I have a specific use case that I’d like to address with TileDB. I want to create a TileDB array that aggregates several rasters. My end goal is to be able to query the data using filters on dimensions or attributes, such as coordinates or a range of values. This could potentially represent a very large array. I’d like to be able to add data to this array progressively, and it could potentially cover the entire Earth in the future. This brings up the question of choosing an architecture that would optimally manage both write and read performance for this array.
We have already tried handling this using a sparse array. However, writing a single raster (with dimensions of 36000x36000 pixels) all at once seems to saturate our RAM, which has a capacity of 32GB. We then tried to distribute the writing by chunks using Dask, but the write operation becomes considerably slow (taking about ~15 minutes per image). We believe the slow performance is mainly due to the conversion operations to a 1D array.
We also experimented with a dense array and Dask’s to_tiledb()
function, which appears to significantly improve performance. However, this introduces other challenges, such as the need to pre-create a dense, empty array. Additionally, there’s the limitation where we can’t load a subset with Dask and challenges with maintaining uniform types in dense array dimensions.
I’d appreciate any insights or recommendations on how to best approach this.
Here is one example of our code with sparse array:
with rasterio.open("./image.tiff", 'r') as src:
data = src.read(1)
print(data.shape)
data = da.from_array(data, chunks='100 MiB')
chunk_sizes = data.chunks
print("Chunk sizes:", chunk_sizes)
print("create linspace")
longitudes = da.linspace(src.bounds.top, src.bounds.bottom, src.height, chunks=chunk_sizes[0])

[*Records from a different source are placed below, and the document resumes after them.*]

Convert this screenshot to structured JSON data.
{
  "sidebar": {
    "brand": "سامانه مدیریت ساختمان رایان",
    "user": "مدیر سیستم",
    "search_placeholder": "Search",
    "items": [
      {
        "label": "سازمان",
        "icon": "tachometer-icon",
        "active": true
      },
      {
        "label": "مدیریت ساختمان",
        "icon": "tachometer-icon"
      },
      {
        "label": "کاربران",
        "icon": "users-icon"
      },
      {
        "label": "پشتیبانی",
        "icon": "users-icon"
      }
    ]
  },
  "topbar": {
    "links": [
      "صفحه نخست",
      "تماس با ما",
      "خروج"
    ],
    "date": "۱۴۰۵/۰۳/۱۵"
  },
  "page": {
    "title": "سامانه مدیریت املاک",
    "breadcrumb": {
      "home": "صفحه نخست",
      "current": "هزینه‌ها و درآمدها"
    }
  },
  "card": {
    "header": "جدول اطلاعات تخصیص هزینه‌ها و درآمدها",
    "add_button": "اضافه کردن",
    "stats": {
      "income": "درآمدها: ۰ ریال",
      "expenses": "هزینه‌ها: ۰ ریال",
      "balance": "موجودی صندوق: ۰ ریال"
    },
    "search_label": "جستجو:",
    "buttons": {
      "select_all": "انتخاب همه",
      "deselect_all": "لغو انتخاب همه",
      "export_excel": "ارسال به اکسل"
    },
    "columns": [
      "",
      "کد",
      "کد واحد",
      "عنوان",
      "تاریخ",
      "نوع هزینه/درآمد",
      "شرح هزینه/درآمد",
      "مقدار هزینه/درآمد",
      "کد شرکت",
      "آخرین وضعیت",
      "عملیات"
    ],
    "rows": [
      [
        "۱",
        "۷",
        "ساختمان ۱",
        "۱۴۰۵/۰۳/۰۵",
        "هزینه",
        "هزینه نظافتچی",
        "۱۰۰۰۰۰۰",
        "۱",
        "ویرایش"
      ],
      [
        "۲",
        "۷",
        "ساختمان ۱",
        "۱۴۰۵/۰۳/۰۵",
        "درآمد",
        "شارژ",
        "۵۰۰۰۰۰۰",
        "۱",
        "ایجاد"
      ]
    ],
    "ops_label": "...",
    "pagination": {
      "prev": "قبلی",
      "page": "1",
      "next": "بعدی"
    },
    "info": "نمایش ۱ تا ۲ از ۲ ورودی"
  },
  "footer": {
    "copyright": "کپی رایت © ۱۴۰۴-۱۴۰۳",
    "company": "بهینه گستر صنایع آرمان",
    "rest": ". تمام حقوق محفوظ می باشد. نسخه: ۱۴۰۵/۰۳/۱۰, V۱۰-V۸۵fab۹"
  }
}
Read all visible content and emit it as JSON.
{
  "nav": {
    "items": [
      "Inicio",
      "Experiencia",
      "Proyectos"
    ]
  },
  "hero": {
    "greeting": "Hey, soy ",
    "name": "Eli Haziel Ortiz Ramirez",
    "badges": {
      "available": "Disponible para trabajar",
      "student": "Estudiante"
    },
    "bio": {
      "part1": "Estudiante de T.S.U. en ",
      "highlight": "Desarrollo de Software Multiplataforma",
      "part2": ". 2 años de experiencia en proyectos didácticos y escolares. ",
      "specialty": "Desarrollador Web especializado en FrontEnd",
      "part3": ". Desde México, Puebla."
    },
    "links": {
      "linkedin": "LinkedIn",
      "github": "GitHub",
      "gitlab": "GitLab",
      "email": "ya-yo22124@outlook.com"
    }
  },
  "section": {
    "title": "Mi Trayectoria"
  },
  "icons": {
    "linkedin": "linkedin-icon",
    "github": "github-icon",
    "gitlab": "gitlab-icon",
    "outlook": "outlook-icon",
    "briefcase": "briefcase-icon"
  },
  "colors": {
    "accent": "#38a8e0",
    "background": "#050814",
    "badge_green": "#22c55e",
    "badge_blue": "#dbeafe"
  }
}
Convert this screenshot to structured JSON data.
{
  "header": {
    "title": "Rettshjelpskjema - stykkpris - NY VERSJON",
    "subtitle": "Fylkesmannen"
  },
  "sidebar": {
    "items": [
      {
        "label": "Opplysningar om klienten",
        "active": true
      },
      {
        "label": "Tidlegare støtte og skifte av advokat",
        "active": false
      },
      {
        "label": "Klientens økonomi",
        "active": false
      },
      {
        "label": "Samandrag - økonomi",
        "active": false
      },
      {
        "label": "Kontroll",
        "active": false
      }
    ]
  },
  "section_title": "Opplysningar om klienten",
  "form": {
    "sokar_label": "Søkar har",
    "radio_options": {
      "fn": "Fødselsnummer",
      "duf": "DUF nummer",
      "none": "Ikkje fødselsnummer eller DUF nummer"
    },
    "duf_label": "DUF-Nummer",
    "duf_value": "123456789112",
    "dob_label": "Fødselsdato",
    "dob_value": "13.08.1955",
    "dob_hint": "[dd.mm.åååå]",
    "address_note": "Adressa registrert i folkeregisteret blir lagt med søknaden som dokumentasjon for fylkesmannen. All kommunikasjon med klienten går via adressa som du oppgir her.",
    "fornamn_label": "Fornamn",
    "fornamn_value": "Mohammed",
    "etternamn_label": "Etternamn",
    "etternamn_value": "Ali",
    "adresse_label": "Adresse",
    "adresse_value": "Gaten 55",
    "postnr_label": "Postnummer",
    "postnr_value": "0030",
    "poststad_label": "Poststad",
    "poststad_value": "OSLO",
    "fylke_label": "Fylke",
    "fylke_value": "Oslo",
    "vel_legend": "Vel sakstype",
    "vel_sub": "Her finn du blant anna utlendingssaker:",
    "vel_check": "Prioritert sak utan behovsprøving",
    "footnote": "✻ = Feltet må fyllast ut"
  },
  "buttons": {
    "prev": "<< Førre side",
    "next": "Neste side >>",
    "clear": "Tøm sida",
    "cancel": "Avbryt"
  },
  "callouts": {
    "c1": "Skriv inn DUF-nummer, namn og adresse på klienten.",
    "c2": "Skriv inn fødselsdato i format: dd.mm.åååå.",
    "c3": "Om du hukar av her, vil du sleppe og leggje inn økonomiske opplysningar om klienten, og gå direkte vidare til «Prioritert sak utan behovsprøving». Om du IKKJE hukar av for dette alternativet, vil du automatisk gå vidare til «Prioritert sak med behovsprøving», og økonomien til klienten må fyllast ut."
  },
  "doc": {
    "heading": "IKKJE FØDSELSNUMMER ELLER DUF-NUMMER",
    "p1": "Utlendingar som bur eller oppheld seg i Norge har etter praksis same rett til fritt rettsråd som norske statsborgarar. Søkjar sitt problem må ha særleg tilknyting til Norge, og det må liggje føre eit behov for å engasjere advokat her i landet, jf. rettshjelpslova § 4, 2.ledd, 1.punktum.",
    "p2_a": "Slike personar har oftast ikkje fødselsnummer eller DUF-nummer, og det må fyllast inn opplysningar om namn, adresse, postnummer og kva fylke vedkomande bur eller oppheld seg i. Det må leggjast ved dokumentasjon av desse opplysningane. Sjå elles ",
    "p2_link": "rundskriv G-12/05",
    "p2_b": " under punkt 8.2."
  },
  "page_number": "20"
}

latitudes = da.linspace(src.bounds.left, src.bounds.right, src.width, chunks=chunk_sizes[1])
lats, longs = da.meshgrid(latitudes, longitudes, indexing='ij')
with tiledb.open("./sample.tdb", 'w') as array:
for i in range(len(chunk_sizes[0])):
for j in range(len(chunk_sizes[1])):
chunk_data = data.blocks[i, j].compute().ravel()
chunk_lats = lats.blocks[i, j].compute().ravel()
chunk_longs = longs.blocks[i, j].compute().ravel()
time_chunk = np.full(chunk_data.shape, 2021, dtype=np.int32)
array[time_chunk, chunk_lats, chunk_longs] = {'data': chunk_data}